Troops of the 81 Division Nigerian Army have successfully foiled an illegal petroleum bunkering operation and arrested 14 suspected oil thieves at the Lekki Free Zone general area near the Dangote Refinery in Lagos State.

According to the troops, acting on credible and actionable intelligence, they conducted a swift and coordinated operation in the early hours of Thursday, April 16, 2026, at about 0130 hours.

During the operation, the suspects were apprehended while actively siphoning petroleum products.

The criminals had illegally connected a long pipeline from the high sea to a tanker concealed in a bush location and were using a generator-powered pumping machine to transfer the products into the vehicle.

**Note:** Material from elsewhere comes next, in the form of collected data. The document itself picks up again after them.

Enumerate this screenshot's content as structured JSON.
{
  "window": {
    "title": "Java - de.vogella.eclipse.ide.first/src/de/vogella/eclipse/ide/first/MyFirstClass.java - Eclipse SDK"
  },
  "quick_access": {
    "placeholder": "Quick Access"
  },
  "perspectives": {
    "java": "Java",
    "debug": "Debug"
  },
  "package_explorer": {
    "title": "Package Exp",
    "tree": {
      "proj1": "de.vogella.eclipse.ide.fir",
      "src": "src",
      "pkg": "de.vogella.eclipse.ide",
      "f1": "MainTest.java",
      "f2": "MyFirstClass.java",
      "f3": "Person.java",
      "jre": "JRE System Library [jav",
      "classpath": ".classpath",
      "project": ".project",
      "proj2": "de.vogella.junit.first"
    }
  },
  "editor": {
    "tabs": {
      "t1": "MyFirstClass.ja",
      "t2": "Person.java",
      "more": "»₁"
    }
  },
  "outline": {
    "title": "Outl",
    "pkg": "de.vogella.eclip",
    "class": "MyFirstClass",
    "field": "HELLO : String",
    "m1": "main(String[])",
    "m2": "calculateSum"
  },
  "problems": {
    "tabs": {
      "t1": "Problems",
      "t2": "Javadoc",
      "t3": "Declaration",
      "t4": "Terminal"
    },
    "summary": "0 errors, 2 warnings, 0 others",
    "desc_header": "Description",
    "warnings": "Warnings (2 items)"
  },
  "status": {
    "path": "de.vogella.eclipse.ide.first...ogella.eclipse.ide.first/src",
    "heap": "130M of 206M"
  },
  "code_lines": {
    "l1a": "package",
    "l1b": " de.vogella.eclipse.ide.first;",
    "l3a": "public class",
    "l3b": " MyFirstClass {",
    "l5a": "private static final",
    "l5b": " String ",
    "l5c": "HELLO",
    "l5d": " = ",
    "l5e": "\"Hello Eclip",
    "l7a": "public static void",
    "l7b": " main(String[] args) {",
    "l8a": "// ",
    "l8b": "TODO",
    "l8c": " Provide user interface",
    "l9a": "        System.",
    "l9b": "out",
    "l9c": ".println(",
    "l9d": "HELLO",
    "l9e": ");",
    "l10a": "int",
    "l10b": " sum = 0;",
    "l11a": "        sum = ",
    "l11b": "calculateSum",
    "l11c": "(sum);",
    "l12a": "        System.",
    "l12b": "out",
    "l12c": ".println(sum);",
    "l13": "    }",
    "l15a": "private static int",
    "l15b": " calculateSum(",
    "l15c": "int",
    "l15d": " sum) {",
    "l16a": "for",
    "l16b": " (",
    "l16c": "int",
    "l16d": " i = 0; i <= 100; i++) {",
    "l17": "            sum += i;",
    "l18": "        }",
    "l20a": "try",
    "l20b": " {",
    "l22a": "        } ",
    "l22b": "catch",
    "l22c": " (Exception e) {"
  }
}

On sighting the approaching troops, the suspects attempted to flee but were swiftly overpowered and arrested by the soldiers, with their operational equipment confiscated.

Items recovered from the scene include a petroleum tanker truck loaded with siphoned petroleum products, one Lexus Highlander SUV with Registration Number APP 67 JQ Lagos, one Ford Hilux vehicle with Registration Number BY 117 FST Lagos, one pumping machine, one 40HP boat engine, and a large quantity of industrial hosepipes and other related bunkering equipment.

The arrested suspects and recovered items are currently in the custody of the 81 Division of the Nigerian Army for preliminary investigation and subsequent handover to the appropriate prosecuting agencies in accordance with extant laws.

The Nigerian Army reiterates its unwavering commitment to combating crude oil theft and other economic sabotage, particularly within critical national infrastructure zones.

The Army in the statement said, “Members of the public are encouraged to continue providing timely and credible information to the military and other security agencies to enhance ongoing operations.”